The Proctor test is a physical test, brought to the world by, you guessed it, Mr. Proctor (circa 1933). The test proved useful in stabilizing soils for military applications, especially impromptu aircraft landing strips. Proctor (the man) believed that density increased as water, acting as a lubricant, reduced the friction between soil grains, allowing for a more efficient particle arrangement via void filling by the smaller grain sized particles. Additional work by Hogentogler (1937), and Lambe (1958), and the man considered by many to be the master of soil mechanics, Terzaghi, increased the understanding of soil behavior to the point that, under carefully controlled conditions, soil and soil-aggregate composites can be relied on to behave properly under a very wide range of conditions. Over the years, the basic laboratory Proctor test has not changed much. What has changed are the challenges that geotechnical engineers face when evaluating a site. The combination of a good geotechnical engineer and a good structural engineer, working in concert, allow construction to take place at locations that previously were considered ‘unbuildable’, It would take a detailed understanding to ever allow a recommended compaction requirement to be waived, lowered, or increased. The best course of action is to determine why a specified relative density is not occurring. Any deviations from the specified relative densities should be brought to the attention of BOTH the geotechnical engineer and the structural engineer for analysis. It may or may not be acceptable. I’ll leave you with some examples:

  1. Highly compacted, unyielding soil may be required beneath one type of pipe to avoid shear failure of the pipe, but cause it in another type.

  2. Highly compacted expansive soils, especially when compacted on the dry side of optimum, may heave and cause significant damage when lightly loaded and subjected to moisture infiltration.

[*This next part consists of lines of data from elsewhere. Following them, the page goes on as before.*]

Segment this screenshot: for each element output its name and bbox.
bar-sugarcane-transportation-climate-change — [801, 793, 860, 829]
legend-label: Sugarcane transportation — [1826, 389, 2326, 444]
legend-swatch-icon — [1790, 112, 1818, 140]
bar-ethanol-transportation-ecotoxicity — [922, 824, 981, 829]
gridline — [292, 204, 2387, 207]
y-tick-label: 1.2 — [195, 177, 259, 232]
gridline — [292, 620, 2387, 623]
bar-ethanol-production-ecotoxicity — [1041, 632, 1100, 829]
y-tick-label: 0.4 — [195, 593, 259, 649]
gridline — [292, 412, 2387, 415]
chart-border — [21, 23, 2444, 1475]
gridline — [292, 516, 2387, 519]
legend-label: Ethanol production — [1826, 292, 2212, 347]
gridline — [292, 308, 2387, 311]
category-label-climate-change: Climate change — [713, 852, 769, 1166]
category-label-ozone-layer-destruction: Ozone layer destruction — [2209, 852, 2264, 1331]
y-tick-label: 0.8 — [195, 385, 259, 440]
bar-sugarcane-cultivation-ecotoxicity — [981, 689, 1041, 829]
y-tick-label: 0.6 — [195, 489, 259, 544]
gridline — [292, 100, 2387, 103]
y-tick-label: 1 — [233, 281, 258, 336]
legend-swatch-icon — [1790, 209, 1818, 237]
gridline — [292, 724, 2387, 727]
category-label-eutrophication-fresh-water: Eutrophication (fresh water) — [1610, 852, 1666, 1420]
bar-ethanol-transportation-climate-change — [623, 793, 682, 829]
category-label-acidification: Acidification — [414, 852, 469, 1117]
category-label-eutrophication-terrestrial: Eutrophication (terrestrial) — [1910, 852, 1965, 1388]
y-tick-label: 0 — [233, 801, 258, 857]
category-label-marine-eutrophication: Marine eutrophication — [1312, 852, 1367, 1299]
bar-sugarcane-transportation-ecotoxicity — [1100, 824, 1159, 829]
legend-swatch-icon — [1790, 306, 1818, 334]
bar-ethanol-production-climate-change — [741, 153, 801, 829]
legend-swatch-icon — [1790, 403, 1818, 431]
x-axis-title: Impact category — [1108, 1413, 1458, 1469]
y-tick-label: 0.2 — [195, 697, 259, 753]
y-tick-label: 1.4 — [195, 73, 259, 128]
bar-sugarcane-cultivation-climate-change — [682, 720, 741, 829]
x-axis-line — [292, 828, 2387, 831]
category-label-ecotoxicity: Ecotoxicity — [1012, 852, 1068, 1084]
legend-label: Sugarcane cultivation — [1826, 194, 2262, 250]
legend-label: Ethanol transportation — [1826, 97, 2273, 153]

  3. Highly compacted fine grained, silty soils, may consolidate when placed and compacted at moisture contents below optimum, This is especially problematic in trenches.

  4. Wide variations in density, even though minimum requirements are met, may lead to a non-uniform soil support system for pavements.

I hope you can see that the question you posed is not nearly as easy to answer as it may have seemed. Whenever I hear it said that the “engineer overdesigned” a project, I always reply that the engineer knew instinctively that someone would try to under build it.

#2

There are numerous arguments, pro and con, of the Proctor (moisture density relationship). I’ve dealt with Proctor-responsive soils my entire career and feel that it is a good test with some known limitations.

It is argued that relative density is a better test; however, that is a more difficult test to run and most laboratories don’t have the proper equipment to do so. Essentially all materials testing labs that deal with construction materials have the capability to perform the Proctor in both of its forms, either manually or automatically.

When properly performed in the lab and compared with properly performed field density tests, and properly interpreted by qualified individuals, it is a good method of quality assurance or verification.